Notas de ruta y hogares de piedra y sal

  • El Aparcamiento: Junto a la carretera AC-550, a la altura del punto de información (una caseta de madera), hay una pequeña zona de aparcamiento. Es gratuita, pero suele llenarse rápido en verano y fines de semana. Si no hay sitio, muchos ruteros aparcan en los márgenes habilitados de la carretera con precaución.
  • El Istmo y la Muralla: Para entrar al poblado cruzarás un estrecho istmo de arena y roca. Allí verás los restos de una doble muralla de piedra que cerraba el paso por tierra. Imagina a los guerreros vigilando desde aquí mientras las olas rompían con fuerza a ambos lados.

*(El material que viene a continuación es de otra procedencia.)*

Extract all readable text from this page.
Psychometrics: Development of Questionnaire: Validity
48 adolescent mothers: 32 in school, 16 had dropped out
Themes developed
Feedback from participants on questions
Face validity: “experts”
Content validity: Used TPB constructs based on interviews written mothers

  • Las Viviendas Circulares: En el interior se conservan las bases de unas 20 casas de planta circular. La mayoría están construidas directamente sobre la roca madre. Es fascinante ver cómo adaptaron cada muro a las irregularidades del terreno granítico.
  • La Playa de Arealonga: Justo al lado del castro se extiende esta playa salvaje. Es un lugar de arena blanca y aguas cristalinas (pero frías) donde es común ver a gente practicando el nudismo o simplemente disfrutando de la paz del entorno.
  • Centro de Interpretación: En el pueblo de Porto do Son se encuentra el centro de interpretación del castro. Si tienes tiempo, es muy recomendable visitarlo antes para poner en contexto todos los hallazgos arqueológicos, como anzuelos y restos de moluscos, que demuestran que sus habitantes eran, ante todo, marineros.
  • Consejo de explorador: La entrada al castro es libre y gratuita las 24 horas. Mi recomendación absoluta es llegar para ver el atardecer. Ver cómo el sol se hunde en el Atlántico desde lo alto de las rocas del castro, con las siluetas de las casas circulares a tus pies, es una de esas experiencias que te hacen sentir la verdadera magia de Galicia.
  • Precaución: Es un entorno natural y rocoso. Lleva calzado con buen agarre (el granito mojado o con arena resbala) y ten cuidado con el viento, que en esta zona suele soplar con mucha fuerza.